En una entrevista que le hicieron en el diario El Financiero, en marzo de 1995, ante la pregunta de si la poesía necesariamente molesta, si es transgresora, el autor de Aullido de cisne respondía: “A las moscas les pica la luz, a las lagartijas las calienta. La poesía es psilocibina ardiente. Cantar Sympathy for the Devil a la luz de la luna más hiena. Exactamente como dijera el poeta eléctrico Michael Bulteau: ‘Arrodillarse en la boca crispada de las hadas’”. En esa misma entrevista admitía que se había enfrentado con José Emilio Pacheco y con Carlos Monsiváis. “Nadie me quiere dar trabajo –se quejaba Santiago–. Dicen que yo saboteo recitales. Dicen que los infrarrealistas golpeamos a la gente. Y los imbéciles alegan que yo no sé escribir. Puta madre. Yo soy l’écrivain. Pero eso no importa.” Antes de que se fundara el infrarrealismo, uno de los primeros poemas del mexicano se publicó en la Argentina, en un dossier de la revista Crisis de mayo de 1975 sobre nueva literatura mexicana. “Ejerce el terrorismo cultural. Sus numerosos recitales de poesía han sido tachados (por amigos & enemigos) de apocalípticos”, se lee en la ficha biográfica.

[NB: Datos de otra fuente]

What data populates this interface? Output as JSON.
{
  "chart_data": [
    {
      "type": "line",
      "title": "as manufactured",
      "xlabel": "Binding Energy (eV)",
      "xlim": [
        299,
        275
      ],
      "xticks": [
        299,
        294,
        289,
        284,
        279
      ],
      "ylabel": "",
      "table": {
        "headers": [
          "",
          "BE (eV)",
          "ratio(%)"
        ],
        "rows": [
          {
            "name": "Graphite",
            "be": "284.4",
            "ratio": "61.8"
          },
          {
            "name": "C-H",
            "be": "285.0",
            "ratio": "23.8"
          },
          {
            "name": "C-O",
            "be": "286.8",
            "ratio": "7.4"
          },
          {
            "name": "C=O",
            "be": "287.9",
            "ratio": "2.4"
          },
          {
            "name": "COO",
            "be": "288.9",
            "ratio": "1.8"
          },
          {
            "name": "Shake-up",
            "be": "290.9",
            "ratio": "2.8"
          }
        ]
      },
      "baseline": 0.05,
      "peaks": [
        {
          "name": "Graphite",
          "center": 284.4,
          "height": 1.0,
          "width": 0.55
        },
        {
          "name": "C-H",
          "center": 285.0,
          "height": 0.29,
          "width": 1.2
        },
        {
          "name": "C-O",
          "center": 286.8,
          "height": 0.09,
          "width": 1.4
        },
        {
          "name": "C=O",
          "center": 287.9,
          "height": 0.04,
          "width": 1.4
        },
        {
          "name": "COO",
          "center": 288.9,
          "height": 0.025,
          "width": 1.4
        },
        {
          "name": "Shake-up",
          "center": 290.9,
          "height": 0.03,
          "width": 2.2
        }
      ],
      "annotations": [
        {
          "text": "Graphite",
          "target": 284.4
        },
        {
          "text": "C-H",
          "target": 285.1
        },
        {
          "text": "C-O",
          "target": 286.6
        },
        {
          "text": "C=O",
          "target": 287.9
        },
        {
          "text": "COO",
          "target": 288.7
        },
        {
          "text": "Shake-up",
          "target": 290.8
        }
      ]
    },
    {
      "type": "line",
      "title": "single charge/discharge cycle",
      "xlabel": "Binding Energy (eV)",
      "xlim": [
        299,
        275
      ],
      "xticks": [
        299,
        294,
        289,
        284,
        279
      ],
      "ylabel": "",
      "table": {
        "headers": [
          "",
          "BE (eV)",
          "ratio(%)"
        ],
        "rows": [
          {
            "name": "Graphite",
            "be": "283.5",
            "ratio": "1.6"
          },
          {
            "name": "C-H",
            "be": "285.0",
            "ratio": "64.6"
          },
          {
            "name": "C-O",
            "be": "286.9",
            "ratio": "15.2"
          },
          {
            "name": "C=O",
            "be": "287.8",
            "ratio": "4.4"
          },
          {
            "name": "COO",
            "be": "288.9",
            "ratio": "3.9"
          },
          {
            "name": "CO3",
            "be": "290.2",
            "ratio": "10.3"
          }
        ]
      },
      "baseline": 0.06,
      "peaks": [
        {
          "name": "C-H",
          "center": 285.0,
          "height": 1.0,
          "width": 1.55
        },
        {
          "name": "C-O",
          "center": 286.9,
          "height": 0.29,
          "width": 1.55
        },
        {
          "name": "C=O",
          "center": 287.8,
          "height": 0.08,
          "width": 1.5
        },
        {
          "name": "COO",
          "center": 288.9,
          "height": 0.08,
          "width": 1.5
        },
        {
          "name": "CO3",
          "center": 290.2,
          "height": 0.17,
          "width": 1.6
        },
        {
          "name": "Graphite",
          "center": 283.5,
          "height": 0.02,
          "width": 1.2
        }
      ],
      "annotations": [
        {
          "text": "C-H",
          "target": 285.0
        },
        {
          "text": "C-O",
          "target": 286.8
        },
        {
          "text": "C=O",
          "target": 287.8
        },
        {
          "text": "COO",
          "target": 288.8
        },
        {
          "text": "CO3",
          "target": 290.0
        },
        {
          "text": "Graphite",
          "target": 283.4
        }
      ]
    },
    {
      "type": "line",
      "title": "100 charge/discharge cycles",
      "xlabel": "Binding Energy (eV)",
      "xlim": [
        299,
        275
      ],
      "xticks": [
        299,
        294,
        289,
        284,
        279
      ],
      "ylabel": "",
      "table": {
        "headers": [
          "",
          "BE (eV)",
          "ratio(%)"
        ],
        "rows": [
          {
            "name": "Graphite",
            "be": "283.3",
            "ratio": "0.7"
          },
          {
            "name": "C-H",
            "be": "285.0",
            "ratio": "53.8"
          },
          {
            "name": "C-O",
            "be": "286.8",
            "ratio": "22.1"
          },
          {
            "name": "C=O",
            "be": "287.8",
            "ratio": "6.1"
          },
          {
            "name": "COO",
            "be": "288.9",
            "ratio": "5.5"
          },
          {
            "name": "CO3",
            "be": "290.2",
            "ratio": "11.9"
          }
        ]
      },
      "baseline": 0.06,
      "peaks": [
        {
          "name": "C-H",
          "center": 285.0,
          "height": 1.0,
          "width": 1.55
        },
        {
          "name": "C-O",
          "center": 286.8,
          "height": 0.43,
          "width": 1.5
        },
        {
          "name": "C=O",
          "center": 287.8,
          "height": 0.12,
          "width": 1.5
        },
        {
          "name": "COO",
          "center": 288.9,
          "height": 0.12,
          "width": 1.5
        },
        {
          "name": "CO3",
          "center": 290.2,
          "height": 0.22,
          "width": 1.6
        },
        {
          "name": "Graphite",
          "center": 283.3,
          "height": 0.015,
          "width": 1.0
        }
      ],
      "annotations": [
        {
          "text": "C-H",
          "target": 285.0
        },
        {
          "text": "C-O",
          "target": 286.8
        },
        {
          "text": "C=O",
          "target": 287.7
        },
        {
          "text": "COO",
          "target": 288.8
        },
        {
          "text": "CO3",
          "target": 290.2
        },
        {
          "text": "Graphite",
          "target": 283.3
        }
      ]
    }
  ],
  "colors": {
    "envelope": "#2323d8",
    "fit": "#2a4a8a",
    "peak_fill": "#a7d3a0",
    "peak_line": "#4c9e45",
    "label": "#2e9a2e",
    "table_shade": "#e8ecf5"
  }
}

“Su poética nos ofrece la sensación de que aquello que llamamos realidad, y la necesaria percepción para mirarla y vivirla, viven la experiencia y el gozo de un nuevo esplendor, una rara, alimenticia y desconocida luz –explica Montané en su prólogo, titulado ‘Estupefacción’–. Tanto su sensibilidad, que no pocas veces resulta sensual, alucinada y tierna, así como su bronca imaginería, se vuelcan en la creación del poema a la manera del que rastrea y huele calles interminables, paisajes que se derraman sumergidos en infernales y turgentes claroscuros, entre destellos de una claridad que todo lo baña hasta inducirnos a un inédito encandilamiento. En sus poemas permanece la voz de un convencimiento radical y primigenio, una voz que una y otra vez nos asiste en el intermitente pulso del poema que no cesa de crearse mientras lo leemos. Es en este aspecto donde veo a Mario como un poeta extrañamente singular, un poeta que brilla solo en lo alto de un iceberg frente a una fogata que amenaza con apagarse, pero que él cuida como un padre a sus más extraños hijos, como un poeta que cuida el fulgor, el largo silencio, el hirviente y seminal ruido de su poesía.” Los poemas de Santiago derraman sobre los ojos de los lectores una luz y un temblor desconocidos: “Ya he estado aquí/ sin haber estado”.